An integrated thermal-hydraulic feedback module has previously been developed for the Monte Carlo transport solver MC21. The module incorporates a flexible input format that allows the user to describe heat transfer and coolant flow paths within the geometric model at any level of spatial detail desired. The effect that the varying levels of spatial homogenization of thermal regions has on the accuracy of the Monte Carlo simulations is examined in this study. Six thermal feedback mappings are constructed from the same geometric model of the Calvert Cliffs core. The spatial homogenization of the thermal regions is varied, giving each scheme a different level of detail, and the adequacy of the spatial homogenization is determined based on the eigenvalue produced by each Monte Carlo calculation. The purpose of these numerical experiments is to determine the level of detail necessary to accurately capture the thermal feedback effect on reactivity. Several different core models are considered: axial flow only, axial and lateral flow, asymmetry due to control rod insertion, and fuel heating (temperature-dependent cross sections).
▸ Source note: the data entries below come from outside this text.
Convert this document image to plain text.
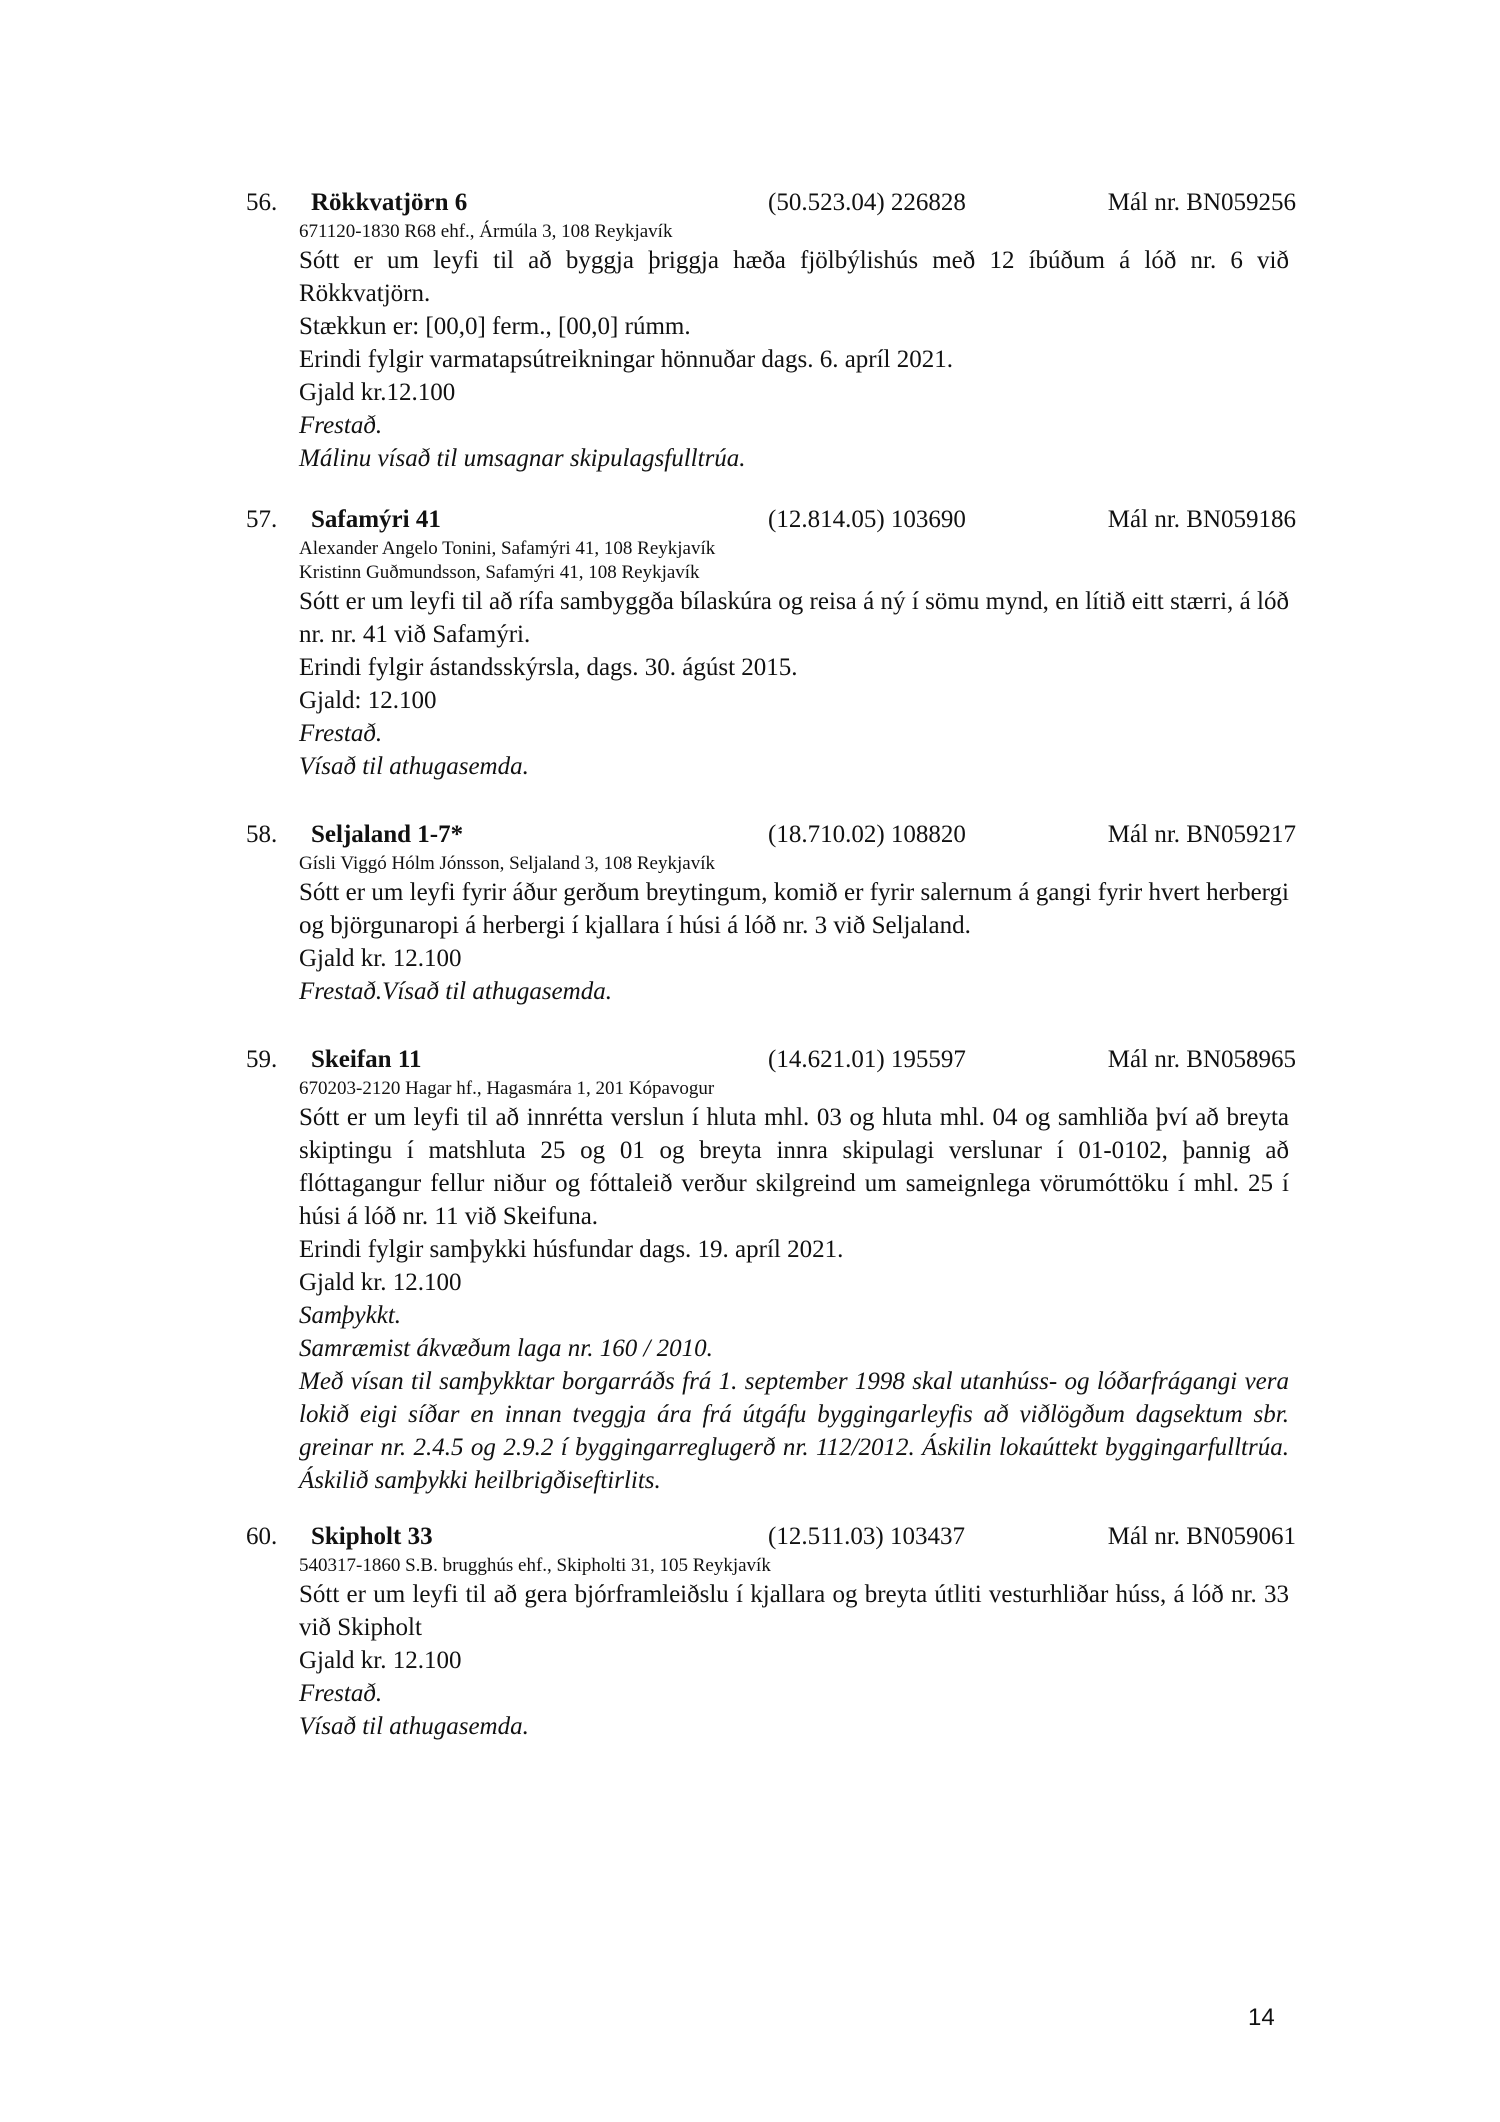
56. Rökkvatjörn 6	(50.523.04) 226828	Mál nr. BN059256
671120-1830 R68 ehf., Ármúla 3, 108 Reykjavík
Sótt er um leyfi til að byggja þriggja hæða fjölbýlishús með 12 íbúðum á lóð nr. 6 við Rökkvatjörn.
Stækkun er: [00,0] ferm., [00,0] rúmm.
Erindi fylgir varmatapsútreikningar hönnuðar dags. 6. apríl 2021.
Gjald kr.12.100
Frestað.
Málinu vísað til umsagnar skipulagsfulltrúa.
57. Safamýri 41	(12.814.05) 103690	Mál nr. BN059186
Alexander Angelo Tonini, Safamýri 41, 108 Reykjavík
Kristinn Guðmundsson, Safamýri 41, 108 Reykjavík
Sótt er um leyfi til að rífa sambyggða bílaskúra og reisa á ný í sömu mynd, en lítið eitt stærri, á lóð nr. nr. 41 við Safamýri.
Erindi fylgir ástandsskýrsla, dags. 30. ágúst 2015.
Gjald: 12.100
Frestað.
Vísað til athugasemda.
58. Seljaland 1-7*	(18.710.02) 108820	Mál nr. BN059217
Gísli Viggó Hólm Jónsson, Seljaland 3, 108 Reykjavík
Sótt er um leyfi fyrir áður gerðum breytingum, komið er fyrir salernum á gangi fyrir hvert herbergi og björgunaropi á herbergi í kjallara í húsi á lóð nr. 3 við Seljaland.
Gjald kr. 12.100
Frestað.Vísað til athugasemda.
59. Skeifan 11	(14.621.01) 195597	Mál nr. BN058965
670203-2120 Hagar hf., Hagasmára 1, 201 Kópavogur
Sótt er um leyfi til að innrétta verslun í hluta mhl. 03 og hluta mhl. 04 og samhliða því að breyta skiptingu í matshluta 25 og 01 og breyta innra skipulagi verslunar í 01-0102, þannig að flóttagangur fellur niður og fóttaleið verður skilgreind um sameignlega vörumóttöku í mhl. 25 í húsi á lóð nr. 11 við Skeifuna.
Erindi fylgir samþykki húsfundar dags. 19. apríl 2021.
Gjald kr. 12.100
Samþykkt.
Samræmist ákvæðum laga nr. 160 / 2010.
Með vísan til samþykktar borgarráðs frá 1. september 1998 skal utanhúss- og lóðarfrágangi vera lokið eigi síðar en innan tveggja ára frá útgáfu byggingarleyfis að viðlögðum dagsektum sbr. greinar nr. 2.4.5 og 2.9.2 í byggingarreglugerð nr. 112/2012. Áskilin lokaúttekt byggingarfulltrúa. Áskilið samþykki heilbrigðiseftirlits.
60. Skipholt 33	(12.511.03) 103437	Mál nr. BN059061
540317-1860 S.B. brugghús ehf., Skipholti 31, 105 Reykjavík
Sótt er um leyfi til að gera bjórframleiðslu í kjallara og breyta útliti vesturhliðar húss, á lóð nr. 33 við Skipholt
Gjald kr. 12.100
Frestað.
Vísað til athugasemda.
14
The thermal results generated by the MC21 thermal feedback module are consistent with expectations. Based on the numerical experiments conducted, it is concluded that the amount of spatial detail necessary to accurately capture the feedback effect on reactivity is relatively small. Homogenization at the assembly level for the Calvert Cliffs pressurized water reactor model results in a power defect similar to that calculated with individual pin cells modeled as explicit thermal regions.